Most of the suspected cases (almost 75 per cent) have been reported in the northern province of Aleppo, followed by Deir al-Zour (more than 20 per cent), Ar-Raqqa, Al Hasakeh, Hama and Lattakia. However, according to Sana, the state news agency in Damascus, the official number of laboratory-confirmed cases is just over 60.
Cholera is yet another threat to children’s survival in #Syria. We must collectively invest in preventive measures and responsive actions now to halt the spread of the disease and keep children safe.#EveryDayCounts@Imran_Riza @UNICEFinSyria @WHOSyriahttps://t.co/jNNmBnlnRd— Bo Viktor Nylund (@bvnylund) September 12, 2022
Syria's water infrastructure was already deficient before the start of the 2011 civil war. Now, more than a decade later, the consequences of the conflict and the effects of climate change - which have deepened the shortage of safe drinking water - have left much of the country's population of nearly 5 million without direct access to safe water sources. According to UNICEF data, two out of every three water treatment plants in the country, half of the pumping stations and a third of the water towers have been damaged by the war; and today, about half of Syrians rely on alternative water sources, while most of the wastewater remains untreated.

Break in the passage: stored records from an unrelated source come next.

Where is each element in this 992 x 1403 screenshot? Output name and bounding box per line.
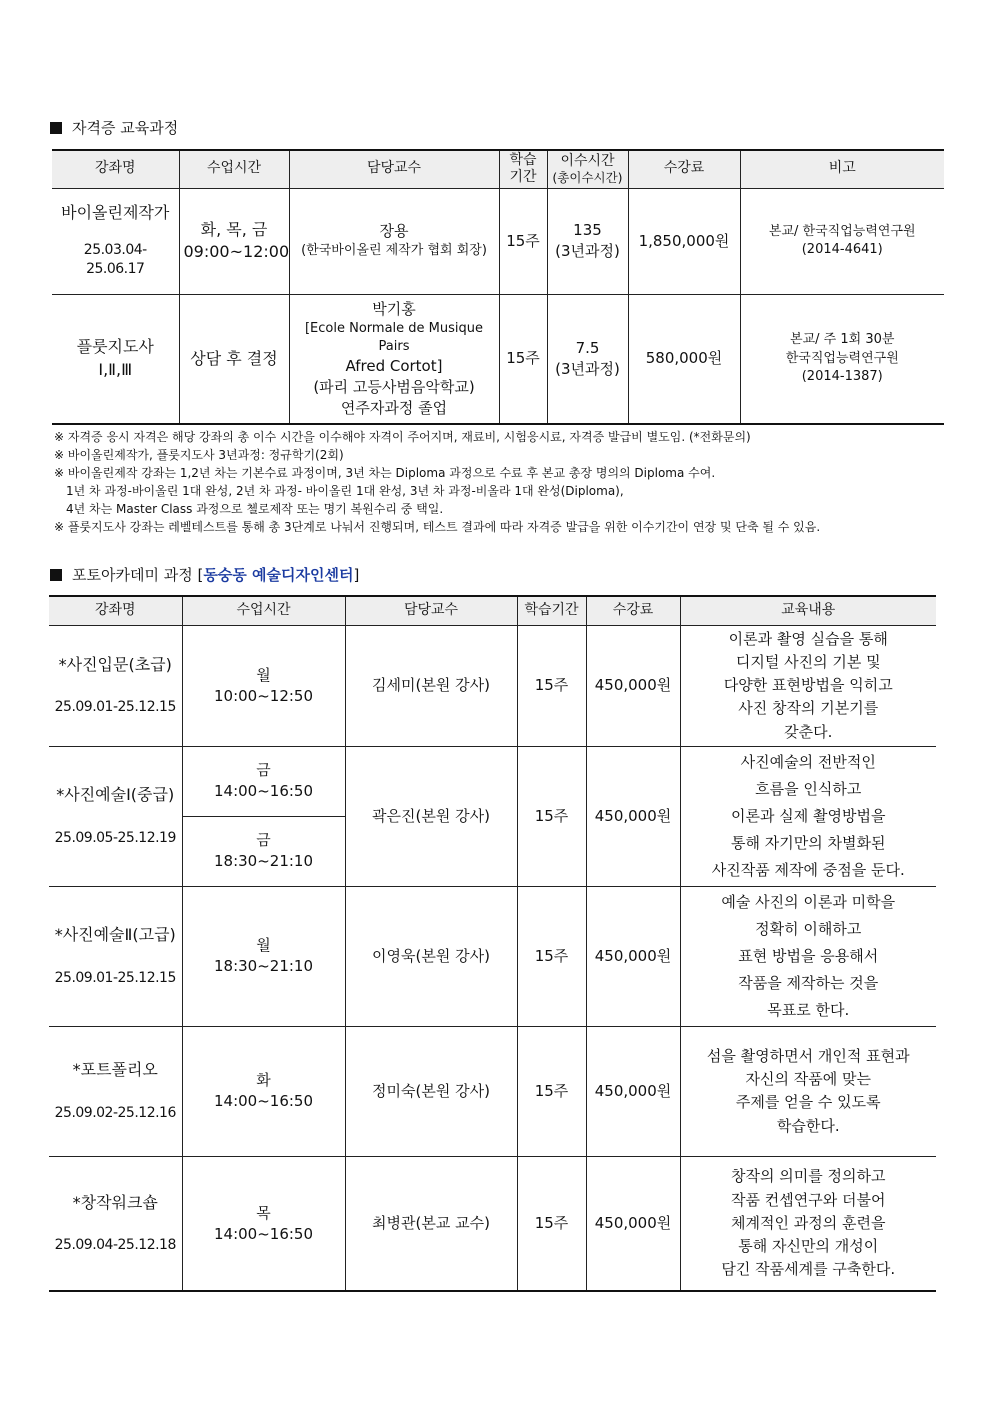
content-line: 다양한 표현방법을 익히고 [723,676,893,694]
class-day: 월 [256,665,271,684]
content-line: 목표로 한다. [767,1000,850,1019]
content-line: 작품 컨셉연구와 더불어 [731,1190,886,1209]
hours-cell [547,188,628,294]
prof-name: 장용 [379,222,409,241]
section-title-photo [50,564,359,585]
content-cell [680,746,936,886]
note-line: 본교/ 주 1회 30분 [790,332,895,348]
note-item: ※ 바이올린제작 강좌는 1,2년 차는 기본수료 과정이며, 3년 차는 Diploma 과정으로 수료 후 본교 총장 명의의 Diploma 수여. [54,466,716,480]
time-cell [182,625,345,746]
fee-cell: 450,000원 [586,1026,680,1156]
class-time: 18:30~21:10 [213,957,314,976]
content-cell [680,1026,936,1156]
fee-cell: 450,000원 [586,625,680,746]
header-prof: 담당교수 [345,596,517,625]
class-day: 월 [256,936,271,955]
prof-cell [289,188,499,294]
course-name: 플룻지도사 [76,337,154,357]
section-title-prefix: 포토아카데미 과정 [ [72,566,204,584]
content-line: 흐름을 인식하고 [755,779,862,798]
prof-cell: 김세미(본원 강사) [345,625,517,746]
certificate-course-table [52,149,944,425]
class-time: 14:00~16:50 [213,1092,314,1111]
content-line: 표현 방법을 응용해서 [738,946,879,965]
class-time: 18:30~21:10 [213,852,314,871]
content-line: 예술 사진의 이론과 미학을 [721,892,896,911]
header-course: 강좌명 [52,150,179,188]
note-line: 본교/ 한국직업능력연구원 [768,223,916,239]
period-cell: 15주 [517,886,586,1026]
note-item: ※ 바이올린제작가, 플룻지도사 3년과정: 정규학기(2회) [54,448,344,462]
table-row [52,294,944,424]
course-date: 25.09.01-25.12.15 [54,699,176,716]
header-hours-l2: (총이수시간) [552,170,623,186]
course-name: *포트폴리오 [72,1060,158,1080]
content-line: 사진예술의 전반적인 [740,752,876,771]
note-item: 4년 차는 Master Class 과정으로 첼로제작 또는 명기 복원수리 중 택일. [66,502,444,516]
course-name: *사진입문(초급) [58,654,172,674]
content-cell [680,886,936,1026]
note-line: (2014-1387) [801,368,883,384]
course-name-cell [52,294,179,424]
course-name: *사진예술Ⅱ(고급) [54,925,176,945]
period-cell: 15주 [517,746,586,886]
header-hours [547,150,628,188]
hours-note: (3년과정) [555,242,620,260]
course-date: 25.09.04-25.12.18 [54,1236,176,1253]
content-line: 디지털 사진의 기본 및 [735,652,881,671]
content-line: 담긴 작품세계를 구축한다. [721,1260,896,1279]
class-day: 금 [256,761,271,780]
square-bullet-icon [50,122,62,134]
course-date: 25.09.02-25.12.16 [54,1104,176,1121]
content-line: 통해 자기만의 차별화된 [731,833,886,852]
content-line: 갖춘다. [784,722,833,741]
header-period-l1: 학습 [509,152,537,169]
class-day: 금 [256,831,271,850]
hours-note: (3년과정) [555,359,620,378]
content-line: 자신의 작품에 맞는 [745,1070,871,1088]
content-line: 이론과 촬영 실습을 통해 [728,629,888,648]
class-time: 14:00~16:50 [213,782,314,801]
content-cell [680,625,936,746]
fee-cell: 450,000원 [586,1156,680,1291]
time-cell [182,746,345,816]
content-line: 체계적인 과정의 훈련을 [731,1213,886,1232]
note-item: ※ 자격증 응시 자격은 해당 강좌의 총 이수 시간을 이수해야 자격이 주어지며, 재료비, 시험응시료, 자격증 발급비 별도임. (*전화문의) [54,430,751,444]
table-row [49,746,936,816]
content-line: 학습한다. [776,1116,840,1135]
course-date: 25.09.01-25.12.15 [54,969,176,986]
square-bullet-icon [50,569,62,581]
class-time: 10:00~12:50 [213,686,314,705]
time-cell [179,188,289,294]
prof-course: 연주자과정 졸업 [340,398,448,417]
header-fee: 수강료 [586,596,680,625]
prof-school: [Ecole Normale de Musique Pairs [304,320,483,354]
prof-cell: 곽은진(본원 강사) [345,746,517,886]
note-cell [740,188,944,294]
header-note: 비고 [740,150,944,188]
prof-cell: 이영욱(본원 강사) [345,886,517,1026]
time-days: 화, 목, 금 [200,219,268,239]
content-line: 사진작품 제작에 중점을 둔다. [711,860,905,879]
content-line: 작품을 제작하는 것을 [738,973,879,992]
section-title-certificate [50,117,178,138]
section-title-highlight: 동숭동 예술디자인센터 [203,566,354,584]
prof-cell: 최병관(본교 교수) [345,1156,517,1291]
hours-cell [547,294,628,424]
header-period: 학습기간 [517,596,586,625]
note-item: 1년 차 과정-바이올린 1대 완성, 2년 차 과정- 바이올린 1대 완성, 3년 차 과정-비올라 1대 완성(Diploma), [66,484,624,498]
content-line: 정확히 이해하고 [755,919,862,938]
hours-value: 7.5 [575,338,600,357]
content-cell [680,1156,936,1291]
content-line: 주제를 얻을 수 있도록 [735,1093,881,1112]
section-title-text: 자격증 교육과정 [72,119,179,137]
time-cell [182,1156,345,1291]
time-cell [182,886,345,1026]
class-time: 14:00~16:50 [213,1224,314,1243]
note-line: 한국직업능력연구원 [785,350,899,366]
table-header-row [52,150,944,188]
header-content: 교육내용 [680,596,936,625]
content-line: 섬을 촬영하면서 개인적 표현과 [706,1046,910,1065]
table-row [49,625,936,746]
table-header-row [49,596,936,625]
fee-cell: 580,000원 [628,294,740,424]
section-title-suffix: ] [353,565,360,584]
time-cell [182,1026,345,1156]
period-cell: 15주 [517,625,586,746]
period-cell: 15주 [517,1026,586,1156]
notes-block [54,428,954,536]
time-cell: 상담 후 결정 [179,294,289,424]
header-time: 수업시간 [179,150,289,188]
course-name: *사진예술Ⅰ(중급) [56,785,175,805]
prof-affiliation: (한국바이올린 제작가 협회 회장) [301,243,487,259]
header-period [499,150,547,188]
period-cell: 15주 [499,294,547,424]
course-date: 25.09.05-25.12.19 [54,829,176,846]
course-level: Ⅰ,Ⅱ,Ⅲ [98,359,133,379]
fee-cell: 450,000원 [586,746,680,886]
class-day: 화 [256,1071,271,1090]
table-row [52,188,944,294]
course-name-cell [49,746,182,886]
course-name-cell [52,188,179,294]
table-row [49,1026,936,1156]
prof-name: 박기홍 [372,299,416,318]
course-name-cell [49,1156,182,1291]
note-cell [740,294,944,424]
prof-cell [289,294,499,424]
content-line: 통해 자신만의 개성이 [738,1237,879,1256]
course-name-cell [49,625,182,746]
table-row [49,886,936,1026]
course-name-cell [49,1026,182,1156]
header-time: 수업시간 [182,596,345,625]
header-fee: 수강료 [628,150,740,188]
note-item: ※ 플룻지도사 강좌는 레벨테스트를 통해 총 3단계로 나눠서 진행되며, 테스트 결과에 따라 자격증 발급을 위한 이수기간이 연장 및 단축 될 수 있음. [54,520,821,534]
course-name-cell [49,886,182,1026]
note-line: (2014-4641) [801,242,883,257]
period-cell: 15주 [517,1156,586,1291]
period-cell: 15주 [499,188,547,294]
prof-school: Afred Cortot] [345,356,443,375]
photo-academy-table [49,595,936,1292]
course-name: *창작워크숍 [72,1192,158,1212]
time-hours: 09:00~12:00 [183,242,290,261]
header-prof: 담당교수 [289,150,499,188]
header-course: 강좌명 [49,596,182,625]
class-day: 목 [256,1203,271,1222]
fee-cell: 1,850,000원 [628,188,740,294]
time-cell [182,816,345,886]
course-date: 25.03.04-25.06.17 [83,241,147,278]
prof-school-kr: (파리 고등사범음악학교) [313,377,475,396]
content-line: 이론과 실제 촬영방법을 [731,806,886,825]
content-line: 창작의 의미를 정의하고 [731,1167,886,1186]
prof-cell: 정미숙(본원 강사) [345,1026,517,1156]
header-hours-l1: 이수시간 [560,153,615,170]
table-row [49,1156,936,1291]
header-period-l2: 기간 [509,169,537,186]
fee-cell: 450,000원 [586,886,680,1026]
course-name: 바이올린제작가 [61,203,170,223]
content-line: 사진 창작의 기본기를 [738,699,879,718]
hours-value: 135 [573,221,602,239]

This situation has pushed many Syrian inhabitants to make direct use of wastewater from the Euphrates River - which flows through most of the affected governorates - both for daily consumption and to irrigate fields. And this could be the focus of the epidemic. Several experts and observers have warned that, if the Vibrio cholera bacterium was present in the river water, it would have caused the acute infection when drunk directly or ingested through contaminated food, causing severe diarrhoea and vomiting, headaches, hypotension and high fevers. This has already been confirmed by initial laboratory tests.

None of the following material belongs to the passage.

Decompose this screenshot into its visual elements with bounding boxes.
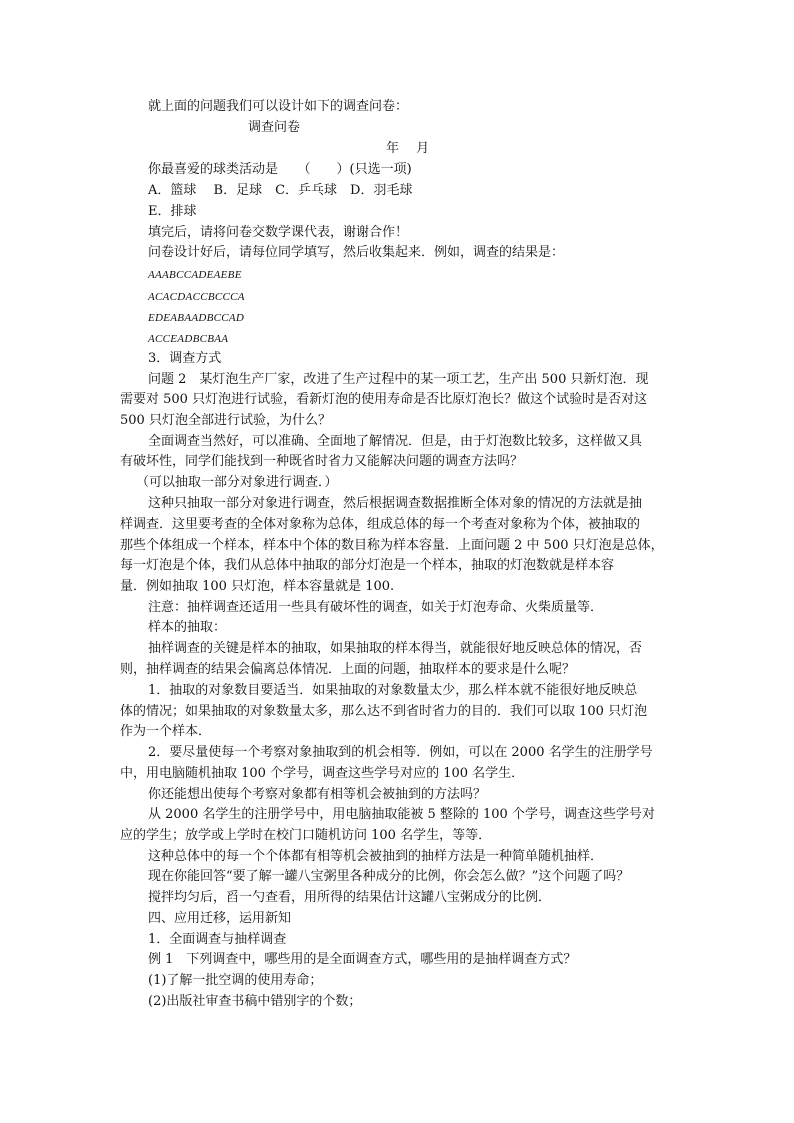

Thus, the emergence of this outbreak as an indicator of inequity only sheds new light on a situation that has plagued the country for several years now. Things are not much different in Idlib, for example, a northern province occupied by Islamist and Al-Qaeda-linked groups. The region is home to hundreds of refugee camps that were forcibly displaced during the civil conflict, and these have become frequent witnesses to outbreaks of disease linked to poor water quality.
In response to the emergency situation, the Syrian Ministry of Health, in close coordination with the World Health Organization (WHO), UNICEF and a wide network of partners on the ground, is implementing surveillance and early warning, prevention and response programmes such as the Water, Sanitation and Hygiene (WASH) initiative.

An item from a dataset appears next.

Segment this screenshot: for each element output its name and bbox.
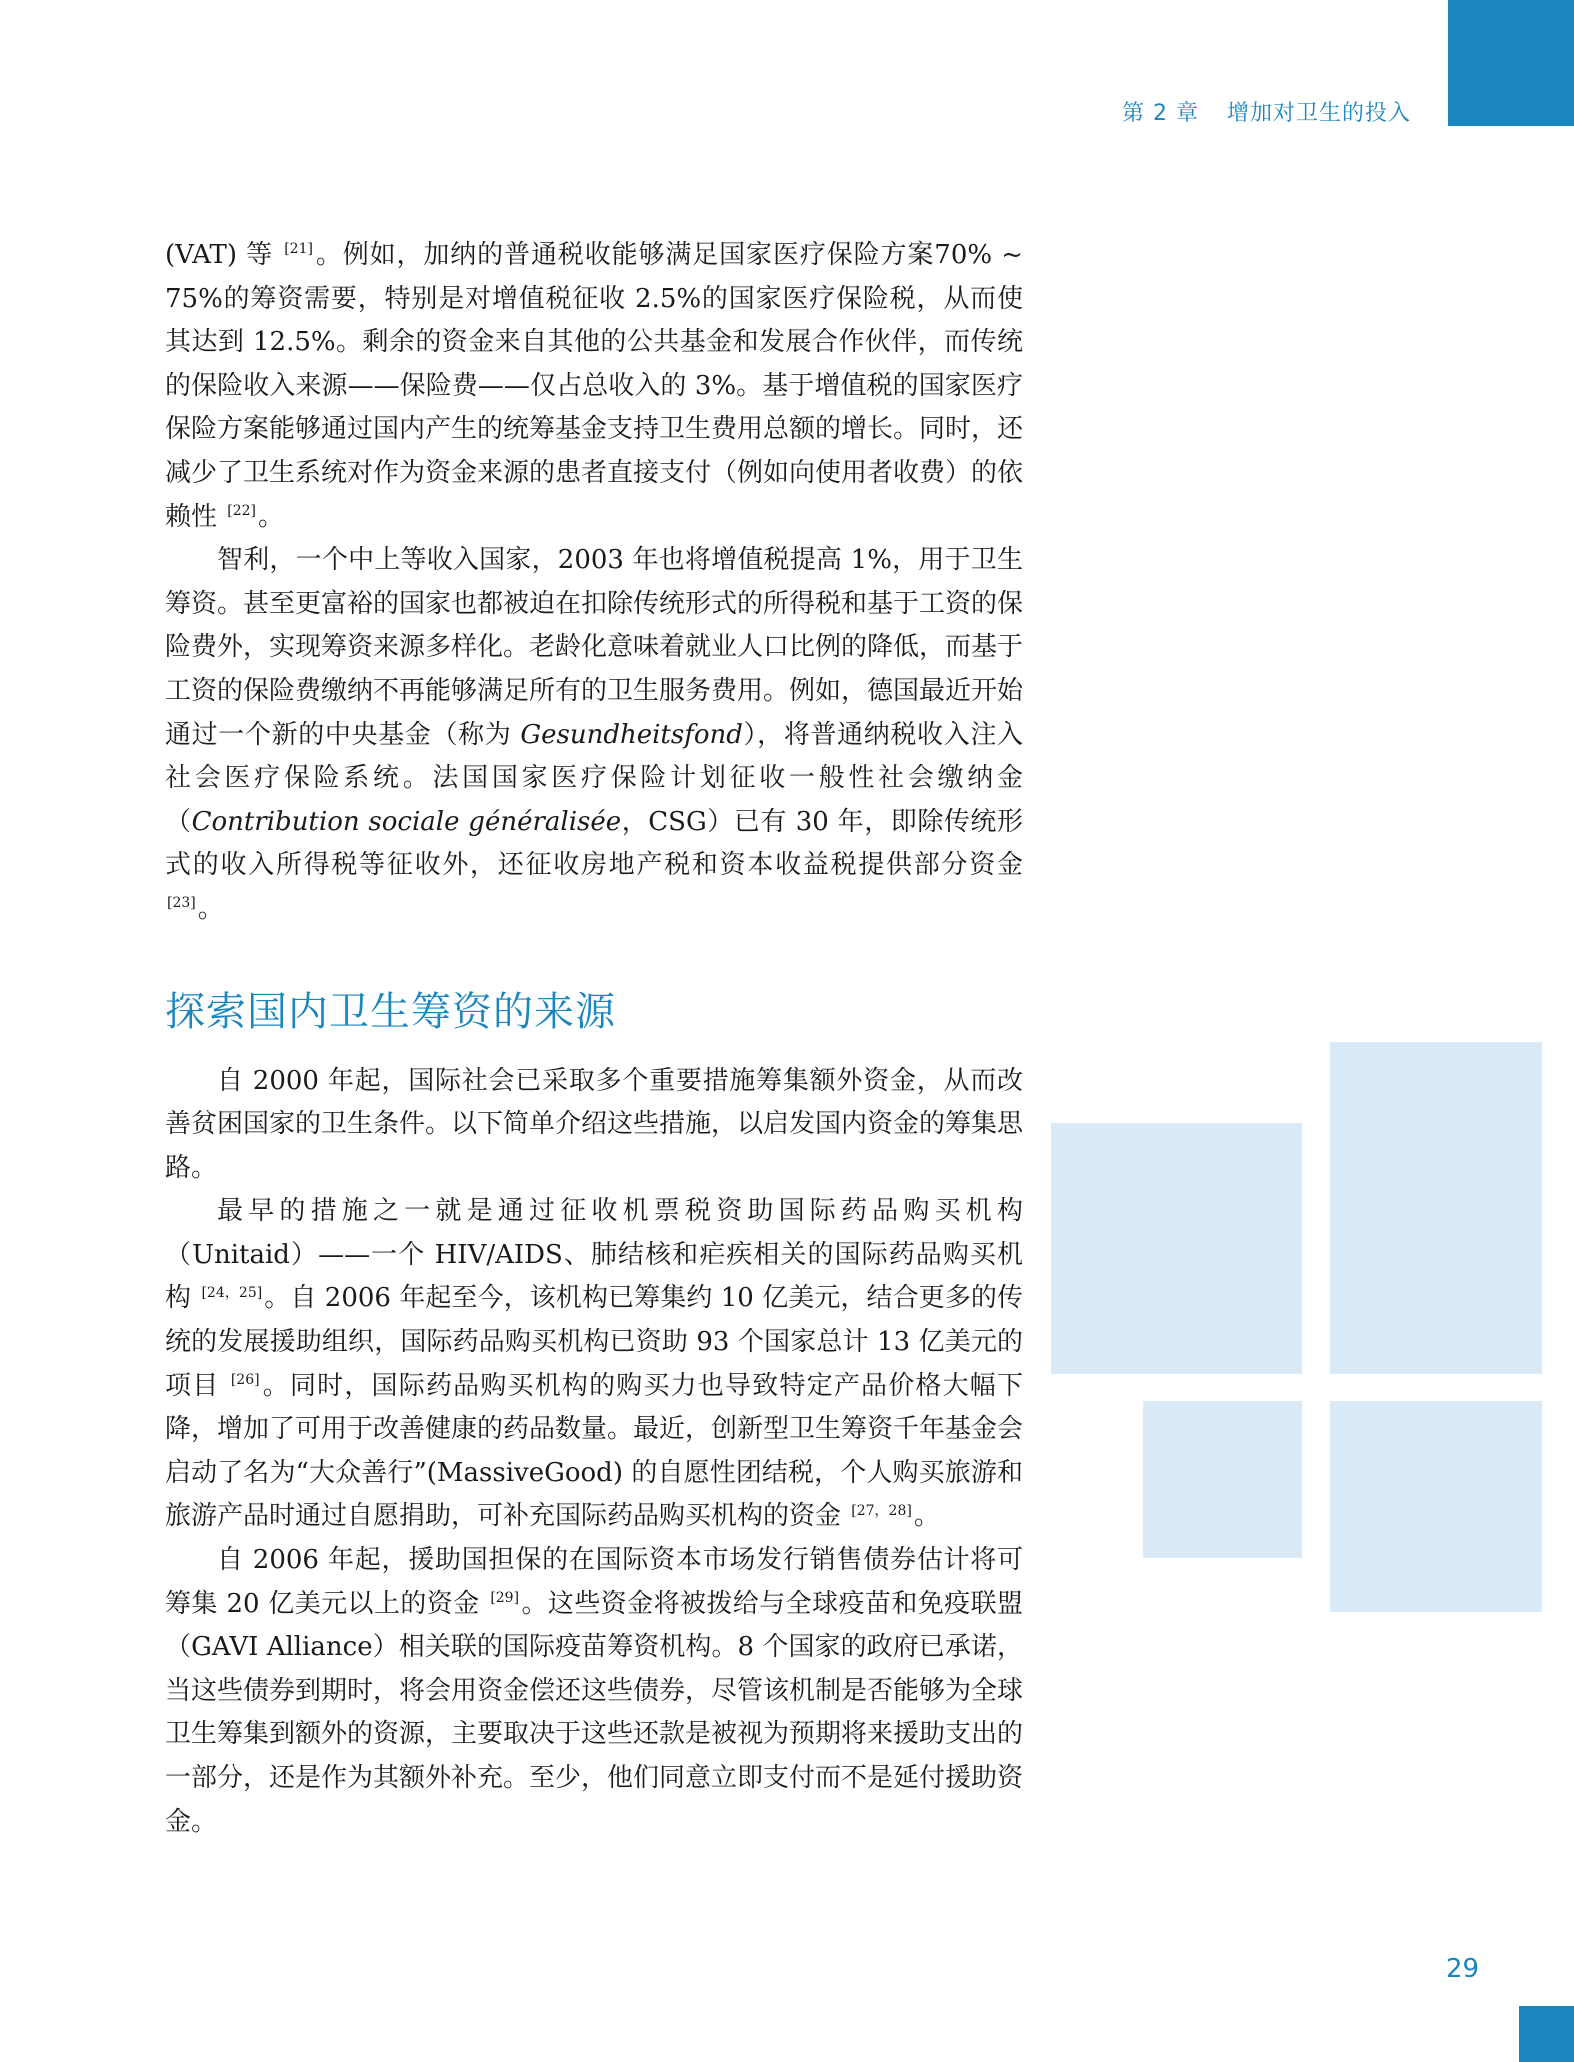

In addition, important health supplies have been mobilised, including the delivery of more than 4,000 diagnostic tests or intravenous fluids and oral rehydration salts to regions and facilities where most of the suspected cases have been reported. At the same time, chlorination activities - to disinfect water - and the transport of clean and safe water are intended to replace the use of contaminated water.
In addition to these "urgent" measures called for by the UN, local leaders and volunteers are working together to train health workers and local citizens in good hygiene practices and early recognition of symptoms.